Before calulation of FeaturePoints and so on, I am doing an undistrortion of the images.
Can someone point out where something is goind wrong or what I am doing wrong?
edit: Question
Is it possible that my fundamental matrix is equals to the essential matrix as I am in the calibrated situation and Hartley and zissermann says:
„11.7.3 The calibrated case:
In the case of calibrated cameras normalized image coordinates may be used, and the essential matrix E computed instead of the fundamental matrix”

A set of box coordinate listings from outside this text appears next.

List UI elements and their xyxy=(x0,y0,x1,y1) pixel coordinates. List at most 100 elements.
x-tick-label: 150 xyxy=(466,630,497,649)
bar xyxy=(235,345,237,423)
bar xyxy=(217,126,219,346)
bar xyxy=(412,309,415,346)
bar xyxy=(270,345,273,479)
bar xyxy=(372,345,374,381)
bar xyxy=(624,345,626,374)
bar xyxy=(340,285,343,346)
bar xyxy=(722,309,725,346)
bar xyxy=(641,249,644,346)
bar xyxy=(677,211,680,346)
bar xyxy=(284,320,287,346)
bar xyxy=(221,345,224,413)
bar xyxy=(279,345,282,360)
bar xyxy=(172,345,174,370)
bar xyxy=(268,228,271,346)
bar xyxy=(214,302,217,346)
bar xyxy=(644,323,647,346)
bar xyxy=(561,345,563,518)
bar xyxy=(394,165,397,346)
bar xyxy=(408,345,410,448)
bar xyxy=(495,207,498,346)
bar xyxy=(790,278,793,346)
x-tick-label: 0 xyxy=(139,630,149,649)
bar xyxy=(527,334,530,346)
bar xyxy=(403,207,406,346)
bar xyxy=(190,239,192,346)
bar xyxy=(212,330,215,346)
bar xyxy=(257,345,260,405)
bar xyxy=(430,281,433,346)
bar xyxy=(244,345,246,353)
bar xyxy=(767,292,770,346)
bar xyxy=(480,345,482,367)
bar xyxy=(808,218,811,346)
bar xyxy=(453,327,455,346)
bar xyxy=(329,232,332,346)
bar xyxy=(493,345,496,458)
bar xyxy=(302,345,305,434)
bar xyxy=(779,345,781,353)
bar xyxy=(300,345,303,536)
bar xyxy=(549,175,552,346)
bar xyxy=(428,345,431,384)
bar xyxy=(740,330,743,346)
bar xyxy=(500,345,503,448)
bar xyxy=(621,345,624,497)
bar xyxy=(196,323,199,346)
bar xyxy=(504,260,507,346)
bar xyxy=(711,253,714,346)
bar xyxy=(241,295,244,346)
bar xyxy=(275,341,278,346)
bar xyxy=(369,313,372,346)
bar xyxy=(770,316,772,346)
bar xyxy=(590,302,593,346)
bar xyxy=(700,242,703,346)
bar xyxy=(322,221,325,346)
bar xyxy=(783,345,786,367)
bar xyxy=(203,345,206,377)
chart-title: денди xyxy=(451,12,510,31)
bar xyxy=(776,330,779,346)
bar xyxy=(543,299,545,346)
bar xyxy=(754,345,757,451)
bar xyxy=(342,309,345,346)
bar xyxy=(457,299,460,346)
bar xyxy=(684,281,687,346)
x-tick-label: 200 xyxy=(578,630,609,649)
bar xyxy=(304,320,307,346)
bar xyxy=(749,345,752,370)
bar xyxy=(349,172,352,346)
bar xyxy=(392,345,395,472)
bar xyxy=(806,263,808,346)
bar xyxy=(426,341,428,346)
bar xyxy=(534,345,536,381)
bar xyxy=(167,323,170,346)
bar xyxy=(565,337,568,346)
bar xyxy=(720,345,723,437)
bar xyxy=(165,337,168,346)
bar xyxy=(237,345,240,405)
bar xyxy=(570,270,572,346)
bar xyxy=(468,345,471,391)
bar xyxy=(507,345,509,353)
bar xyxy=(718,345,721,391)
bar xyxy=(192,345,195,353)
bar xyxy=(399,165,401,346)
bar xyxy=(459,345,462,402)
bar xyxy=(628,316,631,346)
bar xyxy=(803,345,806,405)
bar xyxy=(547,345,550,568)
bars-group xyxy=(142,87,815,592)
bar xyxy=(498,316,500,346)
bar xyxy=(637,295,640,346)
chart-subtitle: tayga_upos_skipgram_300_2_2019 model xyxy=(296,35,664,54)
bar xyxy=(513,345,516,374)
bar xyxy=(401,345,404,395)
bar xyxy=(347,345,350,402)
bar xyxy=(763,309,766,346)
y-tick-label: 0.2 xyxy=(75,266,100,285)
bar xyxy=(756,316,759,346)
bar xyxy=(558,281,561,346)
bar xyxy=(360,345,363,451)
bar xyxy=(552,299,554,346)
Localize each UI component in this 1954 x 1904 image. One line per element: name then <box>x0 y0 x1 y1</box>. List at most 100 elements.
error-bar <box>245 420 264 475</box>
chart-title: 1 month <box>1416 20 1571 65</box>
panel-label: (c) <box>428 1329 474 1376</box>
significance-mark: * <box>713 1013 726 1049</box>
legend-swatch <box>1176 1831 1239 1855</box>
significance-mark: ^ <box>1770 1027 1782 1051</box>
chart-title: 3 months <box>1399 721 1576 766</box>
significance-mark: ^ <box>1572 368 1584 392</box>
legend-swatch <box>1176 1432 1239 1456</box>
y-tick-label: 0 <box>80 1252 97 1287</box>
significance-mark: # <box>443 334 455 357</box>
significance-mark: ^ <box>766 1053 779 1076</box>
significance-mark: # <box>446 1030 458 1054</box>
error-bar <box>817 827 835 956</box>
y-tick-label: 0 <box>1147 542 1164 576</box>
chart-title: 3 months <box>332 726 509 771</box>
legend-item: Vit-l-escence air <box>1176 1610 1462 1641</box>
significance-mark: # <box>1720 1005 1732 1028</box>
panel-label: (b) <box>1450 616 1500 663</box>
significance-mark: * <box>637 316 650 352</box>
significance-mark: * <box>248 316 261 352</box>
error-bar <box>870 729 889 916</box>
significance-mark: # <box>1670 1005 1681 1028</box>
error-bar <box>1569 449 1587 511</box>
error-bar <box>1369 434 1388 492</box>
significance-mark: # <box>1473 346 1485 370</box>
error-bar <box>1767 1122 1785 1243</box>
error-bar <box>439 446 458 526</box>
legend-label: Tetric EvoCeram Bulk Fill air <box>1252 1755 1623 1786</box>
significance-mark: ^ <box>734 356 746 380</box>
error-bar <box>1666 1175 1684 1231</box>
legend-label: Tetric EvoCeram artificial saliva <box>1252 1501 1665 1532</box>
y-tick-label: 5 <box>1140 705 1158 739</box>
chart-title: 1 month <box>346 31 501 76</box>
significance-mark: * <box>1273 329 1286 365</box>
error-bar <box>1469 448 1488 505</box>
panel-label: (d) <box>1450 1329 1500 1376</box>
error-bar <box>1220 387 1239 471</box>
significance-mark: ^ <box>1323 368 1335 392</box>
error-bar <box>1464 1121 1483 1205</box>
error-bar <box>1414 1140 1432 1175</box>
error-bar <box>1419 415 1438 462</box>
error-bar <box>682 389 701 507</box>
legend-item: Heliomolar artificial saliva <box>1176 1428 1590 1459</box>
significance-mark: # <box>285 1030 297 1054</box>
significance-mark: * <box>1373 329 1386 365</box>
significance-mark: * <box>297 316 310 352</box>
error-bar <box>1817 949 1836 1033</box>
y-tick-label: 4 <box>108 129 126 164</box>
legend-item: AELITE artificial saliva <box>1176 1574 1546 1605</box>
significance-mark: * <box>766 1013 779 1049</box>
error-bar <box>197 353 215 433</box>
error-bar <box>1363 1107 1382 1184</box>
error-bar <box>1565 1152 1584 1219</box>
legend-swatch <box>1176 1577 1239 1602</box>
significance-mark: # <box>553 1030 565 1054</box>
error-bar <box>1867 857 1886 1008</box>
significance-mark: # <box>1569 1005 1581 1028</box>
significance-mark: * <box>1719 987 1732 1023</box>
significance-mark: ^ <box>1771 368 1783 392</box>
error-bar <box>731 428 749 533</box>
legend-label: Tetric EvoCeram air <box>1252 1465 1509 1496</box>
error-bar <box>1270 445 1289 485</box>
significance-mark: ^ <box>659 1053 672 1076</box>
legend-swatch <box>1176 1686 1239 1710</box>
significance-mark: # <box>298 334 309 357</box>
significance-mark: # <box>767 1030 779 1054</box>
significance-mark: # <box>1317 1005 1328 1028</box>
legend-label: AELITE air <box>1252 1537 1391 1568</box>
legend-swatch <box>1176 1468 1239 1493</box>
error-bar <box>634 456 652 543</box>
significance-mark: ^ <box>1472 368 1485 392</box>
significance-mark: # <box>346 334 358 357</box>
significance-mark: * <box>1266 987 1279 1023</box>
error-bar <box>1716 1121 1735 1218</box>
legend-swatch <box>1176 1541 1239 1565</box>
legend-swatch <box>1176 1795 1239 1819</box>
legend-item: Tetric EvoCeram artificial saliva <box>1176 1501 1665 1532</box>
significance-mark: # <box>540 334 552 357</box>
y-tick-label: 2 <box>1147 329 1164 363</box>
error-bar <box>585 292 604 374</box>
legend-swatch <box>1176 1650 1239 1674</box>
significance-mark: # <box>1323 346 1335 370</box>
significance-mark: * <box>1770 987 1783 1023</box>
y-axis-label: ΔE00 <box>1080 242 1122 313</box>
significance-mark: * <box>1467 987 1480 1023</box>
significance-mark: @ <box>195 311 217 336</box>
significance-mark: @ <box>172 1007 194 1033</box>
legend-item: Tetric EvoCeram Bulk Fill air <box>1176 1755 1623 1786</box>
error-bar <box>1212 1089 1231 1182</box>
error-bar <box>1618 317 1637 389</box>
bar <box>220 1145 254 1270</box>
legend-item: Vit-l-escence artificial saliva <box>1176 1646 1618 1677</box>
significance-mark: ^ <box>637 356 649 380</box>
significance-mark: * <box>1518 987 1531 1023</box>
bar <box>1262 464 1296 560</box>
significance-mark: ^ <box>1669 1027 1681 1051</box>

I've found the misstake. This code is not doing the right matrix multiplication.
Mat E = new Mat();
Core.multiply(cameraMatrix.t(),fundamental, E);
Core.multiply(E, cameraMatrix, E);
I changed this to
Core.gemm(cameraMatrix.t(), fundamental, 1, cameraMatrix, 1, E);
which is now doing the right matrix multiplication. As far as I can get ir from the documentation, Core.multiply is doing the multiplication for each element. not the dot product of row*col.
First, unless you computed the fundamental matrix by taking explicitly into account the inverse of the camera matrix, you are not in the calibrated case, hence the fundamental matrix you estimate is not an essential matrix. This is also quite easy to test: you just have to eigen-decompose the fundamental matrix and see whether the two non-zero eigen-values are equal (see § 9.6.1 in Hartley&Zisserman's book).
Second, both the fundamental matrix and the essential matrix are defined for two cameras and do not make sense if you consider only one camera. If you do have two cameras, with respective matrices K1 and K2, then you can obtain the essential matrix E12, given the fundamental matrix F12 (which maps points in I1 to lines in I2), using the following formula (see equation 9.12 in Hartley&Zisserman's book):
E12 = K2T . F12 . K1
In your case, you used K2 on both sides.